MEMBACA SEBELUM HARI SENJA
Oleh :
R. HISTATO D. KOBASAH.
Sekretaris PGRI
Kota Sukabumi
R. HISTATO D. KOBASAH.
Sekretaris PGRI
Kota Sukabumi
NEWSLETTERJABAR.COM-- Ungkapan yang mengatakan bahwa ‘buku adalah jendela dunia’ mulai terpinggirkan maknanya. Salah satu maksud ungkapan diatas adalah usaha untuk membujuk agar orang-orang rajin membaca.
Namun, zaman sudah berubah. Seiring waktu, remaja maupun dewasa ingin memperoleh sesuatu secara instan. Semua orang ingin asal jadi tanpa mau bersusah payah apalagi bekerja keras. Kelihatannya peribahasa “bersusah-susah dahulu, bersenang-senang kemudian” berangsur-angsur mulai terlupakan.
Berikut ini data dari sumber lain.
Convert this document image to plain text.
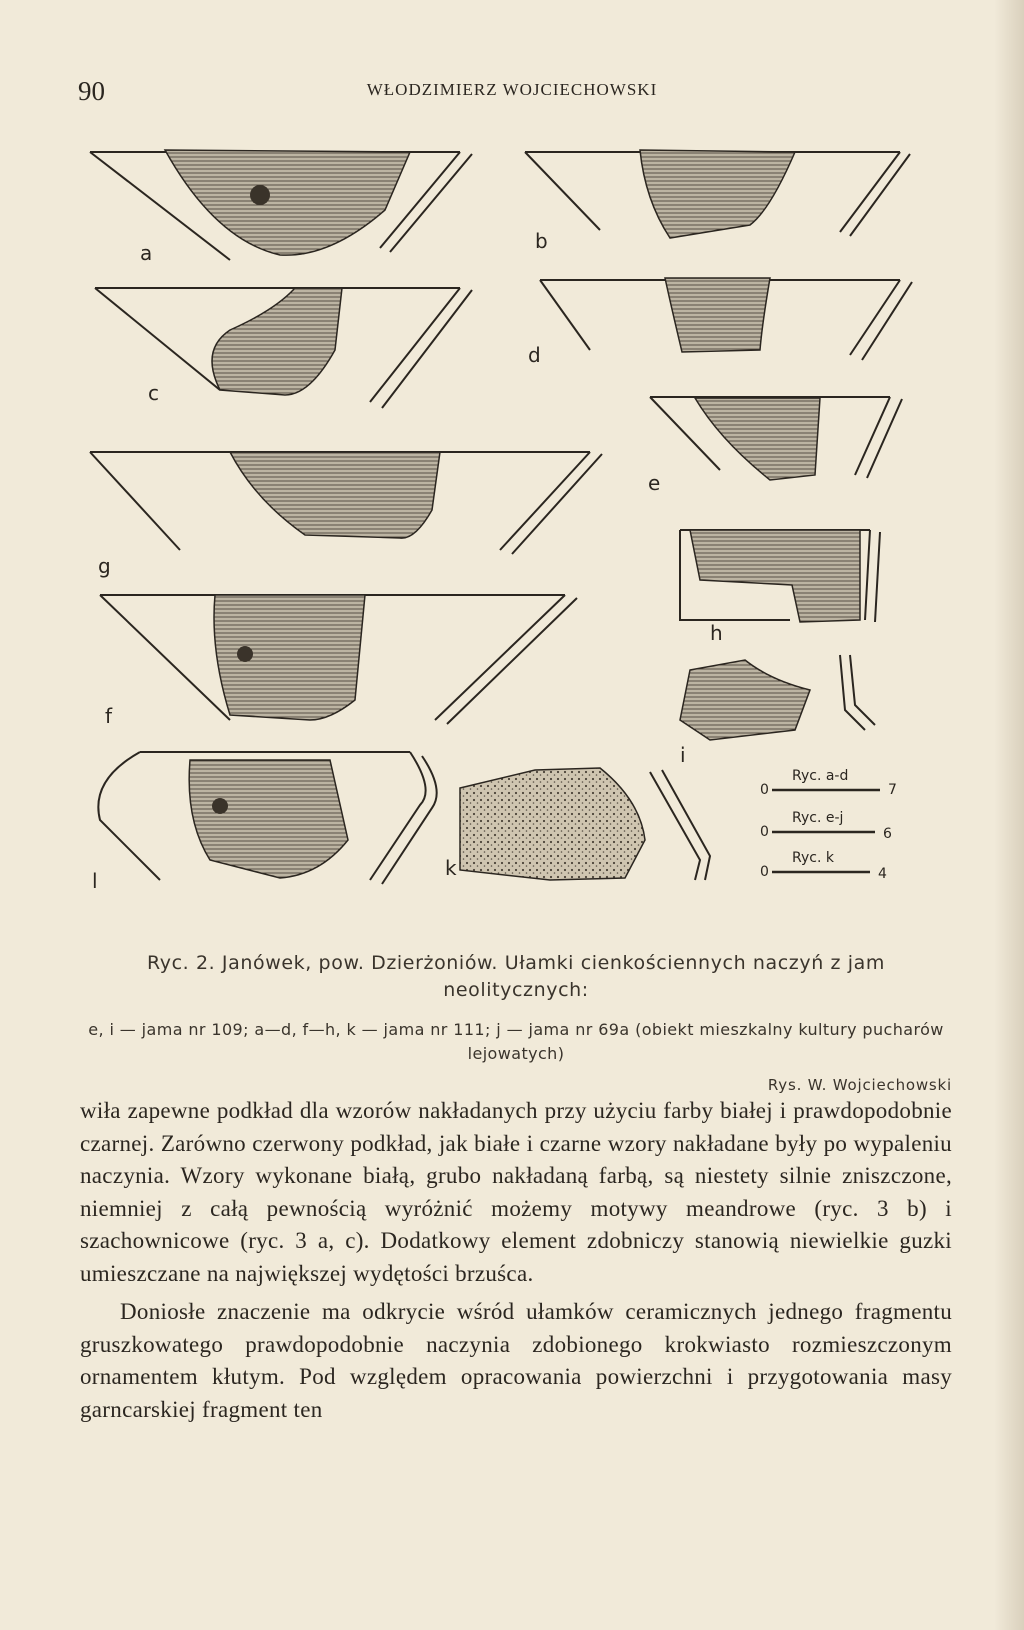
90	WŁODZIMIERZ WOJCIECHOWSKI
a	b
c
d
e
g
h
f
i
l
k
0
Ryc. a-d
7
0
Ryc. e-j
6
0
Ryc. k
4
Ryc. 2. Janówek, pow. Dzierżoniów. Ułamki cienkościennych naczyń z jam neolitycznych:
e, i — jama nr 109; a—d, f—h, k — jama nr 111; j — jama nr 69a (obiekt mieszkalny kultury pucharów lejowatych)
Rys. W. Wojciechowski

wiła zapewne podkład dla wzorów nakładanych przy użyciu farby białej i prawdopodobnie czarnej. Zarówno czerwony podkład, jak białe i czarne wzory nakładane były po wypaleniu naczynia. Wzory wykonane białą, grubo nakładaną farbą, są niestety silnie zniszczone, niemniej z całą pewnością wyróżnić możemy motywy meandrowe (ryc. 3 b) i szachownicowe (ryc. 3 a, c). Dodatkowy element zdobniczy stanowią niewielkie guzki umieszczane na największej wydętości brzuśca.

Doniosłe znaczenie ma odkrycie wśród ułamków ceramicznych jednego fragmentu gruszkowatego prawdopodobnie naczynia zdobionego krokwiasto rozmieszczonym ornamentem kłutym. Pod względem opracowania powierzchni i przygotowania masy garncarskiej fragment ten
Ya, saat sekarang indikasi remaja jarang sekali membaca buku untuk menyerap ilmu pengetahuan. Hal ini bisa dibuktikan dengan jumlah kunjungan usia sekolah ke perpustakaan sekolah maupun perpustakaan milik Pemerintah. Mayoritas mereka lebih senang berselancar di internet sekaligus bermain media sosial. Akibatnya, konsenterasi remaja jadi teralih sepenuhnya pada media sosial dibandingkan menyerap pengetahuan tersebut.
Kurangnya minat membaca remaja ini nampaknya semakin menurun karena munculnya jejaring sosial facebook, twitter, friendster, myspace, Instagram, Line, Whatsapp dan sebagainya.
Remaja lebih memilih membuka jejaring tersebut dibandingkan membaca buku. Padahal, buku menjadi sarana yang paling penting untuk remaja sebagai generasi muda.
Teknologi informasi yang semakin canggih dapat memberi dampak positif maupun negatif bagi remaja.
Remaja usia sekolah yang tidak bisa mengendalikan arus informasi dapat menyebakan prilaku malas membaca. Lebih parah lagi, bukan hanya malas membaca, tetapi ada juga yang dapat menyebabkan menjadi malas belajar dan menyebabkan prestasi belajar semakin menurun. Inilah yang menjadi kekhawatiran kita sebagai orangtua dan pendidik di sekolah.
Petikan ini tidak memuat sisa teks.